Message par EdeB » 17 avr. 2017, 13:39

Lully – Armide (1686)
Tragédie en musique sur un livret de Quinault

Armide – Marie-Adeline Henry
Renaud – Antonio Figueroa
La Gloire, Phénice, Mélisse, une Naïade – Judith van Wanroij
La Sagesse, Sidonie, Lucinde, une Bergère – Marie-Claude Chappuis
Aronte, la Haine – Marc Mauillon
Hidraot – Douglas Williams
Le Chevalier Danois, un Amant Fortuné – Cyril Auvity
Artémidore – Emiliano Gonzales Toro
Ubalde – Etienne Bazola

Les Talens Lyriques
Chœur de Chambre de Namur
Christophe Rousset – direction & clavecin

CD Aparté, 2017


Image

Des siècles durant, l’épopée du Tasse a fasciné. Sa Jérusalem délivrée, relatant la première croisade et la conquête de Jérusalem, a inspiré maintes œuvres d’art et suscité des variations tant musicales que littéraires.

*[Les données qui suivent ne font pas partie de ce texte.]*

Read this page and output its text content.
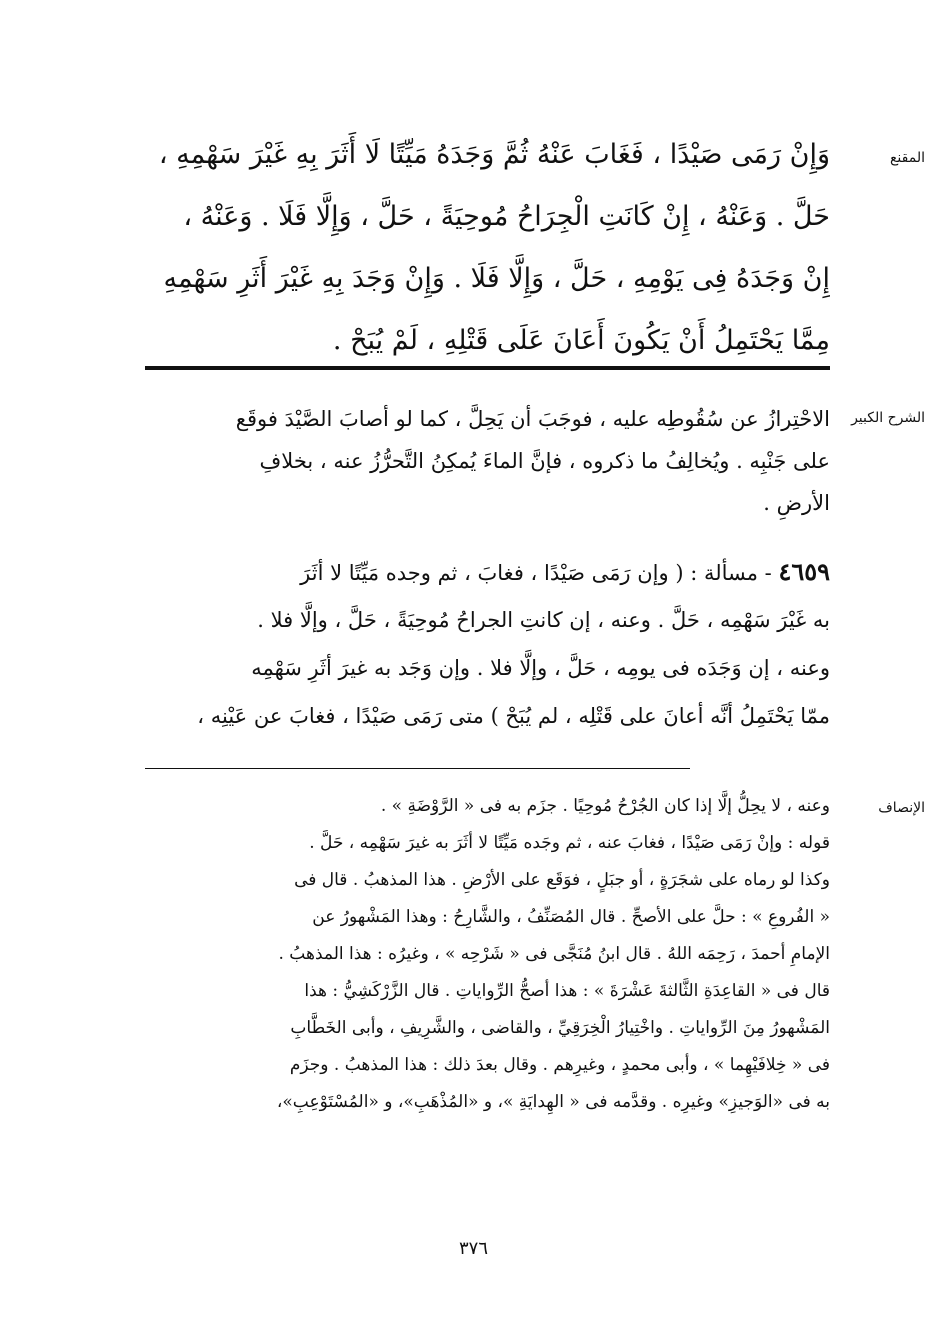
المقنع
وَإِنْ رَمَى صَيْدًا ، فَغَابَ عَنْهُ ثُمَّ وَجَدَهُ مَيِّتًا لَا أَثَرَ بِهِ غَيْرَ سَهْمِهِ ،
حَلَّ . وَعَنْهُ ، إِنْ كَانَتِ الْجِرَاحُ مُوحِيَةً ، حَلَّ ، وَإِلَّا فَلَا . وَعَنْهُ ،
إِنْ وَجَدَهُ فِى يَوْمِهِ ، حَلَّ ، وَإِلَّا فَلَا . وَإِنْ وَجَدَ بِهِ غَيْرَ أَثَرِ سَهْمِهِ
مِمَّا يَحْتَمِلُ أَنْ يَكُونَ أَعَانَ عَلَى قَتْلِهِ ، لَمْ يُبَحْ .
الشرح الكبير
الاحْتِرازُ عن سُقُوطِه عليه ، فوجَبَ أن يَحِلَّ ، كما لو أصابَ الصَّيْدَ فوقَع
على جَنْبِه . ويُخالِفُ ما ذكروه ، فإنَّ الماءَ يُمكِنُ التَّحرُّزُ عنه ، بخلافِ
الأرضِ .
٤٦٥٩ - مسألة : ( وإن رَمَى صَيْدًا ، فغابَ ، ثم وجده مَيِّتًا لا أثَرَ
به غَيْرَ سَهْمِه ، حَلَّ . وعنه ، إن كانتِ الجراحُ مُوحِيَةً ، حَلَّ ، وإلَّا فلا .
وعنه ، إن وَجَدَه فى يومِه ، حَلَّ ، وإلَّا فلا . وإن وَجَد به غيرَ أثَرِ سَهْمِه
ممّا يَحْتَمِلُ أنَّه أعانَ على قَتْلِه ، لم يُبَحْ ) متى رَمَى صَيْدًا ، فغابَ عن عَيْنِه ،
الإنصاف
وعنه ، لا يحِلُّ إلَّا إذا كان الجُرْحُ مُوحِيًا . جزَم به فى « الرَّوْضَةِ » .
قوله : وإنْ رَمَى صَيْدًا ، فغابَ عنه ، ثم وجَده مَيِّتًا لا أثَرَ به غيرَ سَهْمِه ، حَلَّ .
وكذا لو رماه على شجَرَةٍ ، أو جبَلٍ ، فوَقَع على الأرْضِ . هذا المذهبُ . قال فى
« الفُروعِ » : حلَّ على الأصحِّ . قال المُصَنِّفُ ، والشَّارِحُ : وهذا المَشْهورُ عن
الإمامِ أحمدَ ، رَحِمَه اللهُ . قال ابنُ مُنَجَّى فى « شَرْحِه » ، وغيرُه : هذا المذهبُ .
قال فى « القاعِدَةِ الثَّالثةَ عَشْرَةَ » : هذا أصحُّ الرِّواياتِ . قال الزَّرْكَشِيُّ : هذا
المَشْهورُ مِنَ الرِّواياتِ . واخْتِيارُ الْخِرَقِيِّ ، والقاضى ، والشَّرِيفِ ، وأبى الخَطَّابِ
فى « خِلافَيْهِما » ، وأبى محمدٍ ، وغيرِهم . وقال بعدَ ذلك : هذا المذهبُ . وجزَم
به فى «الوَجيزِ» وغيرِه . وقدَّمه فى « الهِدايَةِ »، و «المُذْهَبِ»، و «المُسْتَوْعِبِ»،
٣٧٦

Sa force transgressive et son pouvoir sur l’imagination sont restés intacts jusqu’à ce que l’on néglige ce récit de fureurs, d’armes contraires et d’amours irrépressibles, en une époque où ce récit garde pourtant une brûlante actualité… L’un de ses fils conducteurs n’est-il pas la fascination éprouvée pour son ennemi et une certaine dénonciation du fanatisme de la part de son auteur, qui paya très cher cette audace en un temps où l’Eglise ne plaisantait pas avec de tels sujets ?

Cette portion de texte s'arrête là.